The answer to your question is no, that is not possible. This is a consequence of the following slightly more general result. Let $d(n)$ is the number of divisors of $n$.
Theorem Let $G$ be a finite group of order $n$. Then for any divisor $m$ of $n$, there
exist at least $d(m)$ subgroups of $G$ of order dividing $m$.
Proof We prove the statement by induction on $m$, for all finite groups $G$. It's clear for $m=1$.
For $m>1$, let $p$ be a prime dividing $m$, and let $m = p^r k$ with $\gcd(p,k)=1$.
Since $d(m) = (r+1)d(k)$, it is sufficient to prove that, for each $i$ with
$0 \le i \le r$, there are at least $d(k)$ subgroups of $G$ of order $p^i j$,
for some $j$ that divides $k$.
So fix an $i$, let $P$ be any subgroup of $G$ of order $p^i$, let $N = N_G(P)$ be the normalizer of $P$ in $G$, and let $h = \gcd(|N|,k)$.
Since $h \le k < m$ and $h$ divides $|N/P|$, by inductive hypothesis, the number $s$ of subgroups $S/P$ of $N/P$ of order dividing $h$ satisfies $s \ge d(h)$. For each of these subgroups, the inverse image $S$ of $S/P$ in $N/P$ is a subgroup of $G$ of order $p^i j$, where $|S/P| = j$ divides $h$, and so $j$ divides $k$.
Now $P$ has $|G|/|N|$ distinct conjugates $P^g$ in $G$, and the $s|G|/|N|$ subgroups $S^g$ are all distinct. But $|G|/|N| \ge k/h$, so $s|G|/|N| \ge d(h)k/h \ge d(k)$, which completes the proof.
After thinking about it again, I think we can say that a group of order $n$ with exactly $d(n)$ subgroups must be cyclic.
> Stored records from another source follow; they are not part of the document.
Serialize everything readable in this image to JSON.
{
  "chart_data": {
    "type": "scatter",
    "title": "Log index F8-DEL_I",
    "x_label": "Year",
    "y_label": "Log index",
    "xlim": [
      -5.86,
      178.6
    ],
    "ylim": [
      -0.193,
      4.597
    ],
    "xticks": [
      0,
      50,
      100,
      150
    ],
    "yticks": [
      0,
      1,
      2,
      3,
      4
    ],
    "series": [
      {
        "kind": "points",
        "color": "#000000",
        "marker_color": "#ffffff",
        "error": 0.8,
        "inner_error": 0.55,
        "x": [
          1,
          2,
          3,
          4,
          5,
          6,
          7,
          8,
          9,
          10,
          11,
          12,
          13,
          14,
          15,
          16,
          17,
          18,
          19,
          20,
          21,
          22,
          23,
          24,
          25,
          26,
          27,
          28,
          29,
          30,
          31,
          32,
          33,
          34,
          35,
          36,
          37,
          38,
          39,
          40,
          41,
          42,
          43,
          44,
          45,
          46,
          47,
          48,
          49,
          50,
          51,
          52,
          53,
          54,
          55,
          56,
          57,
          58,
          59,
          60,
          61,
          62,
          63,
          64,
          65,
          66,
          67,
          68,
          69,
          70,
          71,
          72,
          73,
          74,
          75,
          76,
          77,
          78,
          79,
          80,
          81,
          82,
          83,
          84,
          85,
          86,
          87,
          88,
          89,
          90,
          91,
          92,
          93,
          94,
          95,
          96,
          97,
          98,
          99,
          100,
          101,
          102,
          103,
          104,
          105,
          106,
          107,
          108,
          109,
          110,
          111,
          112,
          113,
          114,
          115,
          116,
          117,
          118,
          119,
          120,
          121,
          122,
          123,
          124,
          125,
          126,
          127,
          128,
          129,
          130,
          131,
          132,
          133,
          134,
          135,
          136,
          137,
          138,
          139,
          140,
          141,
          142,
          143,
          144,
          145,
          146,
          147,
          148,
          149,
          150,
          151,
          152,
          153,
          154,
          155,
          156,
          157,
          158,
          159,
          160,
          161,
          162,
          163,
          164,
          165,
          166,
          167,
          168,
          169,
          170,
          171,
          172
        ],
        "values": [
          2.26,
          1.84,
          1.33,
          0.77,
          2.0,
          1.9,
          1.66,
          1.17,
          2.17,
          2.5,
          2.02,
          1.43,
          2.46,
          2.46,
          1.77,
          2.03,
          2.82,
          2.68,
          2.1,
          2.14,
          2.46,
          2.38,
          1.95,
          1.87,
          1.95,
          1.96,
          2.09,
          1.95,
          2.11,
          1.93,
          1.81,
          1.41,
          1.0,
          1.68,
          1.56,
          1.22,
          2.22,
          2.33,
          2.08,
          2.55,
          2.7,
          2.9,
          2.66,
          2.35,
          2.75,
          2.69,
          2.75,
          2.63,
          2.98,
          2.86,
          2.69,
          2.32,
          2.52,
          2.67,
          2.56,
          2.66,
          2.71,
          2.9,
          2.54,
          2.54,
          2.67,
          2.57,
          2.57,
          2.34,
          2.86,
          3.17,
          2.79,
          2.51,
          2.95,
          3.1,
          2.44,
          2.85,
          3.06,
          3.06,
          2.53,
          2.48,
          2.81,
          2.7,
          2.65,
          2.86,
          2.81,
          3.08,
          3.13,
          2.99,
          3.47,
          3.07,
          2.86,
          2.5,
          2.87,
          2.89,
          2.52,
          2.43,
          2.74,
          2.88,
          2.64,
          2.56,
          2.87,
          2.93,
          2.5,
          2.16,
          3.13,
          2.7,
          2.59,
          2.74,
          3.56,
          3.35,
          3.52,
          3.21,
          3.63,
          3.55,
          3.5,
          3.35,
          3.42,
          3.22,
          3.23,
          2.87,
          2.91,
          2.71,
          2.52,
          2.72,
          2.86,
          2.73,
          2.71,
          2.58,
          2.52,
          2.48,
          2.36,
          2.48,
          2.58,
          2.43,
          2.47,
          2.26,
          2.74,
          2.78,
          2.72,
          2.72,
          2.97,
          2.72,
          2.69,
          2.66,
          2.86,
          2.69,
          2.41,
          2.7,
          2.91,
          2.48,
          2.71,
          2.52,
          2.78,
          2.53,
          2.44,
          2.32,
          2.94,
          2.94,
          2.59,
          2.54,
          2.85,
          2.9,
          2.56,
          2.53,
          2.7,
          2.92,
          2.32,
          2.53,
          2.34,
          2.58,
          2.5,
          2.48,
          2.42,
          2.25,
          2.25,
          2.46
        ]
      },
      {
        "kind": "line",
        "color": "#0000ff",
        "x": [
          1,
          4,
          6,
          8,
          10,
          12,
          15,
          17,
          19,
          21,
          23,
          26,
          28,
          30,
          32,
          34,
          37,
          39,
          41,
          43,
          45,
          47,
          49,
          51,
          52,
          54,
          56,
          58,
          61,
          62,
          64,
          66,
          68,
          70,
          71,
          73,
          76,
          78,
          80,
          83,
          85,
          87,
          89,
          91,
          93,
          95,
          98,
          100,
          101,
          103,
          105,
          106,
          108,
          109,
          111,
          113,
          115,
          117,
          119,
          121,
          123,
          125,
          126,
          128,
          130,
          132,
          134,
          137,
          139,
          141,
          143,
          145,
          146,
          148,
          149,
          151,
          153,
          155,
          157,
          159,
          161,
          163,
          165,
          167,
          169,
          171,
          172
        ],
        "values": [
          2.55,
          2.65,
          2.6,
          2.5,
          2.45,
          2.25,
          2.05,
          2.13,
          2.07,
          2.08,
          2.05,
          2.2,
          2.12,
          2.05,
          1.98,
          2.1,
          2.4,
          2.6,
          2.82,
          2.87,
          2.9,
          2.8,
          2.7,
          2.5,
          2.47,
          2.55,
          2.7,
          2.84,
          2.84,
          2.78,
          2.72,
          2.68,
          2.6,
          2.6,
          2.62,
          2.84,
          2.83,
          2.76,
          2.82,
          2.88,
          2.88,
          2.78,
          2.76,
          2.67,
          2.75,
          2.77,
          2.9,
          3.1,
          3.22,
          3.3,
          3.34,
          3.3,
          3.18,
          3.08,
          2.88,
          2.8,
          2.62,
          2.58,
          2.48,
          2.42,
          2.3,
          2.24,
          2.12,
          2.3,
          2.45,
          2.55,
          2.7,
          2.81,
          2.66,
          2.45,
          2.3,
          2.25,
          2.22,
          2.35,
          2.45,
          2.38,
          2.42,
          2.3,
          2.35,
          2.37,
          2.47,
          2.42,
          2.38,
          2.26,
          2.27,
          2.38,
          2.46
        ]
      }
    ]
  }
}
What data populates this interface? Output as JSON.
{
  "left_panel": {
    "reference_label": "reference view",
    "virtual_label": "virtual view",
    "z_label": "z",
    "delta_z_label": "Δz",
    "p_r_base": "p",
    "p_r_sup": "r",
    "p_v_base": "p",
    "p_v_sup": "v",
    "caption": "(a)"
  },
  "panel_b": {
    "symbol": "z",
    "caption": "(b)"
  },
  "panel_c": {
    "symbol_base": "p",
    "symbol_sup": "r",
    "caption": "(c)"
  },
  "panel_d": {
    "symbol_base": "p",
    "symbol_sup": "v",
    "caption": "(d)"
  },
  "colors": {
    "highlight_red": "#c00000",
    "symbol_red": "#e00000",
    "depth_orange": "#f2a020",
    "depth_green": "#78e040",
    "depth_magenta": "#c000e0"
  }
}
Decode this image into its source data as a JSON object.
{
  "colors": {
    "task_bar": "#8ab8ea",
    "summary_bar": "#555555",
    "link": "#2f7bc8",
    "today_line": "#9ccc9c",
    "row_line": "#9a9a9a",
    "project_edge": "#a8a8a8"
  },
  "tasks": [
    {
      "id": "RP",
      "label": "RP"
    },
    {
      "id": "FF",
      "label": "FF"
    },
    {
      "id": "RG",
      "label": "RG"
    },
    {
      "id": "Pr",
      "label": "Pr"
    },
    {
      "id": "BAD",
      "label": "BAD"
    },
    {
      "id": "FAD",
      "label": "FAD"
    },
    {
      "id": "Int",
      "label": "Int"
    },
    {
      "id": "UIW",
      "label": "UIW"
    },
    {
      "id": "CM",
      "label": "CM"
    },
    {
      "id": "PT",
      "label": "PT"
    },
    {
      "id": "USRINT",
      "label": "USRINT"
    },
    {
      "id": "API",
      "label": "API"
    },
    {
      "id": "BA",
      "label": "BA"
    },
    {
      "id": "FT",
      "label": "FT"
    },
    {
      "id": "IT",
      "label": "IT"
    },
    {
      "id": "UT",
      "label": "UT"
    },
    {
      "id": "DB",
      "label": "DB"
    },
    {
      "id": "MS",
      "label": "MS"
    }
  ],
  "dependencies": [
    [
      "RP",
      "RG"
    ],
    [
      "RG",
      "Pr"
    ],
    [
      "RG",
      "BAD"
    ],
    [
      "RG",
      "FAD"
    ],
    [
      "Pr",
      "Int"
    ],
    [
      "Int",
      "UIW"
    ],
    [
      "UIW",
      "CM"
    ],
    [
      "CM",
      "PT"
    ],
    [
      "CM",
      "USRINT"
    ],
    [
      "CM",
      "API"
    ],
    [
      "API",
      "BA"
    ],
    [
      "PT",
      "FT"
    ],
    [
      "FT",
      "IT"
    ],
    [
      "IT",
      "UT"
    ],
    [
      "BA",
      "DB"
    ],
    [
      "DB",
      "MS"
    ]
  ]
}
The above proof produces at least $d(n)$ subgroups with a normal $p$-subgroup for any prime divisor $p$ of $n$. So if there were exactly $d(n)$ subgroups, then all subgroups would have all of their Sylow subgroups normal, so they would all, including $G$ itself, be nilpotent. But a non-cyclic $p$-group $P$ has more than one subgroup of index $p$, and hence has more than $d(|P|)$ subgroups, so all Sylow subgroups of $G$ are cyclic and hence so is $G$.
By the way, I first posted this proof here in 2003. I would welcome any references to any other proofs.